Ennesimo record di presenze. Intervista a Luigi Pagano, capo degli istituti lombardi.
I detenuti oggi hanno raggiunto quota 64 mila stabilendo il nuovo record negativo in tema di sovraffollamento. La politica brancola nel buio e fatica a trovare risposte. L'annunciato piano carceri non decolla. Per fare chiarezza Vita intervista Luigi Pagano, provveditore delle carceri in Lombardia, che analizza le problematiche e le possibili soluzioni.
In che situazione è il sistema carcerario lombardo?
Il sovraffollamento lombardo, pur essendo il più alto in termini assoluti in Italia, non ha ancora raggiunto i numeri pre indulto. Gli istituti che soffrono maggiormente sono quelli un po' vecchi come San Vittore a Milano o il carcere di Brescia, che non solo hanno alta densità di presenze ma anche un turnover di persone in ingresso molto elevato che il vero elemento di crisi del sistema.
Il piano carceri sembra prevedere 17 mila nuovi posti letto. È una possibile soluzione al problema?
Il piano carceri è in mano al ministro e verrà presentato in parlamento dunque non conosco i particolari. Per quanto riguarda l'aumento dei posti letto sicuramente è una cosa positiva ma insufficiente per risolvere il problema. Sul numero non mi pronuncio perché fare una stima, soprattutto quando si parla di penitenziario penale, è pressoché impossibile. Serve di più. Si deve pensare ad esempio a rafforzare i rapporti con l'estero per permettere che i detenuti stranieri scontino la pena nei paesi d'origine e pensare alle misure alternative alla pena detentiva.
Si pensa anche di assumere nuovo personale per riuscire a gestire meglio la grande quantità di carcerati?
Anche questo dipende dalla politica e dal governo in particolare, ed è evidente che esiste una carenza di personale, non solo per quanto riguarda gli agenti di sorveglianza ma anche in termini di educatori e psicologi, e le assunzioni sono necessarie. È altresì chiaro che se la situazione del sovraffollamento, che le assunzioni non possono risolvere, rimarrà così si rischia di vanificare proprio quelle risorse in più impegnate.
Prima ha accennato alle misure alternative. Sono una strada da percorrere?
Non sono solo una strada da percorrere ma anche percorribile in quanto prevista dalle leggi di riferimento con tante misure diverse dalla detenzione.

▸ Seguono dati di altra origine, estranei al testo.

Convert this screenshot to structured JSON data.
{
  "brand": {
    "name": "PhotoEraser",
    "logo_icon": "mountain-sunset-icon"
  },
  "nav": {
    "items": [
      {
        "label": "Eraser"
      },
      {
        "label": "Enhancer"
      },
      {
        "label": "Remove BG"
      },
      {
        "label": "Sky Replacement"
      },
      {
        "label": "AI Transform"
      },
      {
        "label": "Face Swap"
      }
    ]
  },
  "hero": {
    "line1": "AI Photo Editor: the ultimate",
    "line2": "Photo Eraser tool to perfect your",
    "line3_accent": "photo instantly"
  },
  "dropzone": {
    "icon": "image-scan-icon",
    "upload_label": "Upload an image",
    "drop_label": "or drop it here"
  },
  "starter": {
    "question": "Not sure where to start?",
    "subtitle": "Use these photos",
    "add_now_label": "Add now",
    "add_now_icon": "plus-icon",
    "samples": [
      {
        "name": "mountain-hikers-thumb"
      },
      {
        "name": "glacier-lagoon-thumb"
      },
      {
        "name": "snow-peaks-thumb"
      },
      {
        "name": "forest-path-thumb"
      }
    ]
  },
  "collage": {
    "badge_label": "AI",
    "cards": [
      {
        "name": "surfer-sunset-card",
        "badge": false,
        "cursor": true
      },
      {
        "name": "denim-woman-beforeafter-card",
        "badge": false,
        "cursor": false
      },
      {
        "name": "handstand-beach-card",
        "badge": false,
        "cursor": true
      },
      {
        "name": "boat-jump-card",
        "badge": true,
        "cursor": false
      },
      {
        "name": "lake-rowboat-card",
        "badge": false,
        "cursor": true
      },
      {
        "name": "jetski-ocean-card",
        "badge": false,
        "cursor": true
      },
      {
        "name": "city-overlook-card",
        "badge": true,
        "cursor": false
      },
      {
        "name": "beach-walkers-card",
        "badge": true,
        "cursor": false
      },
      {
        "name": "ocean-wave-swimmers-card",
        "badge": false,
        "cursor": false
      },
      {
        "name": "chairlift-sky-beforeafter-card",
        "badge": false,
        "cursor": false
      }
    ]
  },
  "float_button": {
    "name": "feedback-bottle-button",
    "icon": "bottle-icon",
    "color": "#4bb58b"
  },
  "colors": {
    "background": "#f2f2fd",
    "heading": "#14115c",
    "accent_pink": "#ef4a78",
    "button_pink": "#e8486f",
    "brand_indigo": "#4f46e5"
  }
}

In questo caso però non basta l'impegno dell'amministrazione penitenziaria e dei giudici, serve anche un imput forte dall'esterno. È necessario creare un humus, una cultura che in Italia è presente solo a macchia di leopardo. In Lombardia c'è, magari poco organica ma reale, in altre regioni è assolutamente latitante. Questo è il motivo per cui in pochi, rispetto a quelli che ne avrebbero diritto, riescono ad ottenere le misure alternative: non ci sono, molto spesso le condizioni materiali.

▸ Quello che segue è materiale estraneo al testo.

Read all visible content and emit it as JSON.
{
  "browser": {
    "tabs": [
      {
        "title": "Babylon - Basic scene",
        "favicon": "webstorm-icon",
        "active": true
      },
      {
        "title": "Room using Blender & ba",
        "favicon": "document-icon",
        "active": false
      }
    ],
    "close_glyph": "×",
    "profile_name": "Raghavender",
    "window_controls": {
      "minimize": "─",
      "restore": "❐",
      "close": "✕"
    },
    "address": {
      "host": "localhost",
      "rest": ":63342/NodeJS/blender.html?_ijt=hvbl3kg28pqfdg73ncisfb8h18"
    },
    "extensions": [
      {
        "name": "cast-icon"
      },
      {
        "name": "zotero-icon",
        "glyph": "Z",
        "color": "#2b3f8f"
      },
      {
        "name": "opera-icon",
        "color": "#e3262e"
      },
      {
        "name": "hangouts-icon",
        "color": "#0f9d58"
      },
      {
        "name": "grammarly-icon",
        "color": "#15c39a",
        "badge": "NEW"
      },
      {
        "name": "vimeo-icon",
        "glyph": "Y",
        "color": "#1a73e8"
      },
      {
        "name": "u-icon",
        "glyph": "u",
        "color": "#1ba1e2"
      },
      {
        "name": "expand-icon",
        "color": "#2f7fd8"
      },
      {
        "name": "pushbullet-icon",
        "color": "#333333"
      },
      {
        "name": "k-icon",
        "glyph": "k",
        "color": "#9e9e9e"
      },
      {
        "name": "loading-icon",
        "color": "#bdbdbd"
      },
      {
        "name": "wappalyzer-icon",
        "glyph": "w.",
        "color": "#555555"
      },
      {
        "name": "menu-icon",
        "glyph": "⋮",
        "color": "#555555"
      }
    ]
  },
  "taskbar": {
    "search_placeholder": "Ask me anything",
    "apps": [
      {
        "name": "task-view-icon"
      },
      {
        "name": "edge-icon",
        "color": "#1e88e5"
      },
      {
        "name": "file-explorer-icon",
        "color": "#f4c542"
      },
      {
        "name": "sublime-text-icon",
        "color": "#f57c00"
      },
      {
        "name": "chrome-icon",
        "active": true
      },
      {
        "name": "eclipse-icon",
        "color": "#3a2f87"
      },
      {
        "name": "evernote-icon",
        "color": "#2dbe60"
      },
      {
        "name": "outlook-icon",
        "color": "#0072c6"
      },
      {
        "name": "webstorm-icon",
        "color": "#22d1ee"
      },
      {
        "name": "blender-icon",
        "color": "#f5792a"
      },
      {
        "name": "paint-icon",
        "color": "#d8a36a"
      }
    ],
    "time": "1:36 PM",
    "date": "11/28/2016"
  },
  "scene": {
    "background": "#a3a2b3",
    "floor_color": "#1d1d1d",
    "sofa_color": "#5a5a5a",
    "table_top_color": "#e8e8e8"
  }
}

Che prospettive per il futuro?
Siamo positivi, e crediamo che si riuscirà ad uscire dall'empasse. Mentre aspettiamo che la politica, con i suoi tempi, porti a termine il piano, noi lavoreremo sia per attenuare i disagi del sovraffollamento con il nostro personale, gli educatori, psicologi e il volontariato che in Lombardia è ricchissimo, sia per creare le condizioni di sicurezza per portare fuori il maggior numero di detenuti e favorirne il reinserimento nella società. Solo se ci sarà un impegno di tutti allora si troveranno soluzioni valide. Il piano da solo non può essere risolutivo.